Talking to Paul was—in keeping with the fashion metaphor—like sitting down with Michael Kors or Tim Gunn, except we didn’t talk about the clothes we wear every day, we talked about what your restaurant wears every day. For a girl who grew up working retail, coveting clothing, and going on to develop an obsession with housewares (unsurprisingly, particularly kitchen items), it was a dream. And it was also an education.
Handmade ceramics, it turns out, are not for everyone. The level of distaste I feel for white china may simply be a reflection of my identification with a generation that prefers local textures of all kinds, and as an extension of that, artisan pottery.
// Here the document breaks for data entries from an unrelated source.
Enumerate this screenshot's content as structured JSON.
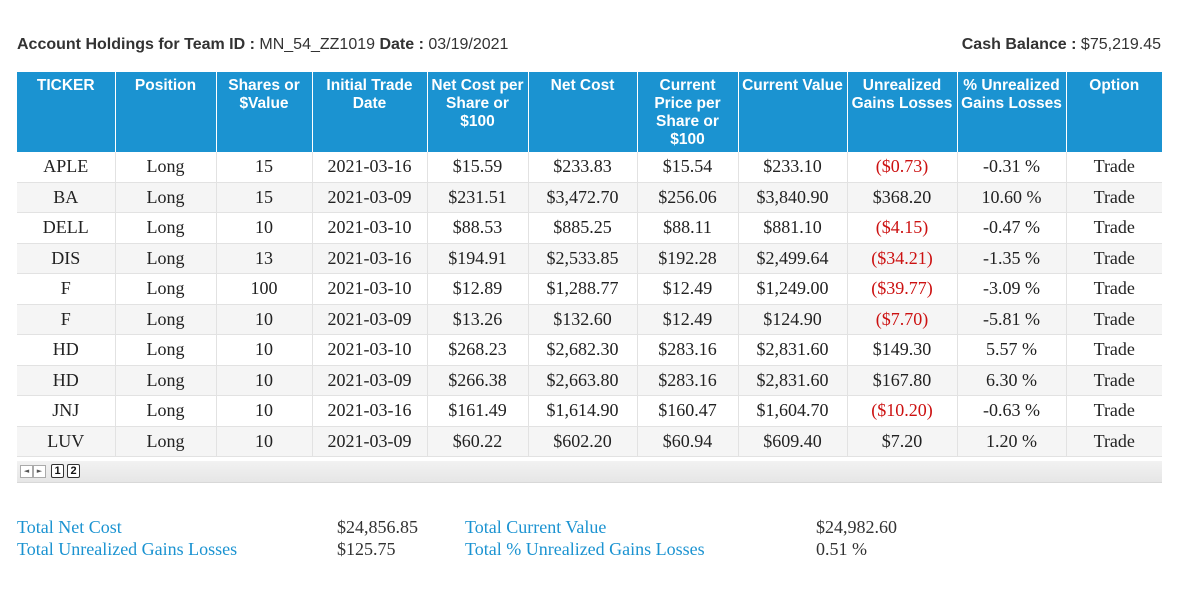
{
  "header": {
    "team_label": "Account Holdings for Team ID :",
    "team_id": "MN_54_ZZ1019",
    "date_label": "Date :",
    "date": "03/19/2021",
    "cash_label": "Cash Balance :",
    "cash": "$75,219.45"
  },
  "table": {
    "columns": [
      "TICKER",
      "Position",
      "Shares or $Value",
      "Initial Trade Date",
      "Net Cost per Share or $100",
      "Net Cost",
      "Current Price per Share or $100",
      "Current Value",
      "Unrealized Gains Losses",
      "% Unrealized Gains Losses",
      "Option"
    ],
    "rows": [
      {
        "ticker": "APLE",
        "position": "Long",
        "shares": "15",
        "date": "2021-03-16",
        "cost_per": "$15.59",
        "net_cost": "$233.83",
        "price": "$15.54",
        "value": "$233.10",
        "gain": "($0.73)",
        "pct": "-0.31 %",
        "option": "Trade",
        "negative": true
      },
      {
        "ticker": "BA",
        "position": "Long",
        "shares": "15",
        "date": "2021-03-09",
        "cost_per": "$231.51",
        "net_cost": "$3,472.70",
        "price": "$256.06",
        "value": "$3,840.90",
        "gain": "$368.20",
        "pct": "10.60 %",
        "option": "Trade",
        "negative": false
      },
      {
        "ticker": "DELL",
        "position": "Long",
        "shares": "10",
        "date": "2021-03-10",
        "cost_per": "$88.53",
        "net_cost": "$885.25",
        "price": "$88.11",
        "value": "$881.10",
        "gain": "($4.15)",
        "pct": "-0.47 %",
        "option": "Trade",
        "negative": true
      },
      {
        "ticker": "DIS",
        "position": "Long",
        "shares": "13",
        "date": "2021-03-16",
        "cost_per": "$194.91",
        "net_cost": "$2,533.85",
        "price": "$192.28",
        "value": "$2,499.64",
        "gain": "($34.21)",
        "pct": "-1.35 %",
        "option": "Trade",
        "negative": true
      },
      {
        "ticker": "F",
        "position": "Long",
        "shares": "100",
        "date": "2021-03-10",
        "cost_per": "$12.89",
        "net_cost": "$1,288.77",
        "price": "$12.49",
        "value": "$1,249.00",
        "gain": "($39.77)",
        "pct": "-3.09 %",
        "option": "Trade",
        "negative": true
      },
      {
        "ticker": "F",
        "position": "Long",
        "shares": "10",
        "date": "2021-03-09",
        "cost_per": "$13.26",
        "net_cost": "$132.60",
        "price": "$12.49",
        "value": "$124.90",
        "gain": "($7.70)",
        "pct": "-5.81 %",
        "option": "Trade",
        "negative": true
      },
      {
        "ticker": "HD",
        "position": "Long",
        "shares": "10",
        "date": "2021-03-10",
        "cost_per": "$268.23",
        "net_cost": "$2,682.30",
        "price": "$283.16",
        "value": "$2,831.60",
        "gain": "$149.30",
        "pct": "5.57 %",
        "option": "Trade",
        "negative": false
      },
      {
        "ticker": "HD",
        "position": "Long",
        "shares": "10",
        "date": "2021-03-09",
        "cost_per": "$266.38",
        "net_cost": "$2,663.80",
        "price": "$283.16",
        "value": "$2,831.60",
        "gain": "$167.80",
        "pct": "6.30 %",
        "option": "Trade",
        "negative": false
      },
      {
        "ticker": "JNJ",
        "position": "Long",
        "shares": "10",
        "date": "2021-03-16",
        "cost_per": "$161.49",
        "net_cost": "$1,614.90",
        "price": "$160.47",
        "value": "$1,604.70",
        "gain": "($10.20)",
        "pct": "-0.63 %",
        "option": "Trade",
        "negative": true
      },
      {
        "ticker": "LUV",
        "position": "Long",
        "shares": "10",
        "date": "2021-03-09",
        "cost_per": "$60.22",
        "net_cost": "$602.20",
        "price": "$60.94",
        "value": "$609.40",
        "gain": "$7.20",
        "pct": "1.20 %",
        "option": "Trade",
        "negative": false
      }
    ]
  },
  "pager": {
    "prev_icon": "triangle-left-icon",
    "next_icon": "triangle-right-icon",
    "pages": [
      "1",
      "2"
    ],
    "current_page": "1"
  },
  "totals": {
    "net_cost_label": "Total Net Cost",
    "net_cost": "$24,856.85",
    "gains_label": "Total Unrealized Gains Losses",
    "gains": "$125.75",
    "current_value_label": "Total Current Value",
    "current_value": "$24,982.60",
    "pct_label": "Total % Unrealized Gains Losses",
    "pct": "0.51 %"
  },
  "colors": {
    "header_bg": "#1b93d1",
    "negative": "#cc1111",
    "total_label": "#1b93d1"
  }
}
What I found most astounding, however, was just how much importance Paul put on flatware. And I had never really thought much about it. As a kid, my family would pile in the car and drive from our beach house in Ocean City, Maryland, to an outlet mall much closer to the non-seasonal everyday world of civilization. It took a minimum of two hours. What for? So my dad could purchase a replacement spoon or knife for our flatware set from Oneida. I never understood this, but I always remembered the name. I’m not sure I appreciated flatware at all until I became a food stylist and my producers had me keen on picking up any piece of vintage flatware I could find. It turns out, all along I’d been jewelry shopping, for the most intimate of culinary adornment pieces.
“Flatware has that hold in your hand, touch to your lips intimacy that the plate really doesn’t have,” Paul told me when we chatted for my article in the Buyer’s Guide. “The plate is more sensed than seen sometimes, but the flatware is tactile. You hold it and it can really make the food taste better, make it feel like it’s worth more money.”
What is a little black dress without an appropriate necklace and earrings to match? They’re the accent that takes you from having spent a hundred bucks to looking like a million. Flatware, like jewelry, is personal—it says something about the chef, and the tabletop says something about the brand.
“After a guest is seated at your table, that view is a pretty primary view—you’ve really got an opportunity to articulate what is meaningful to the brand,” Paul said. “Those things all make a big difference, along with the food of course, to the guest.”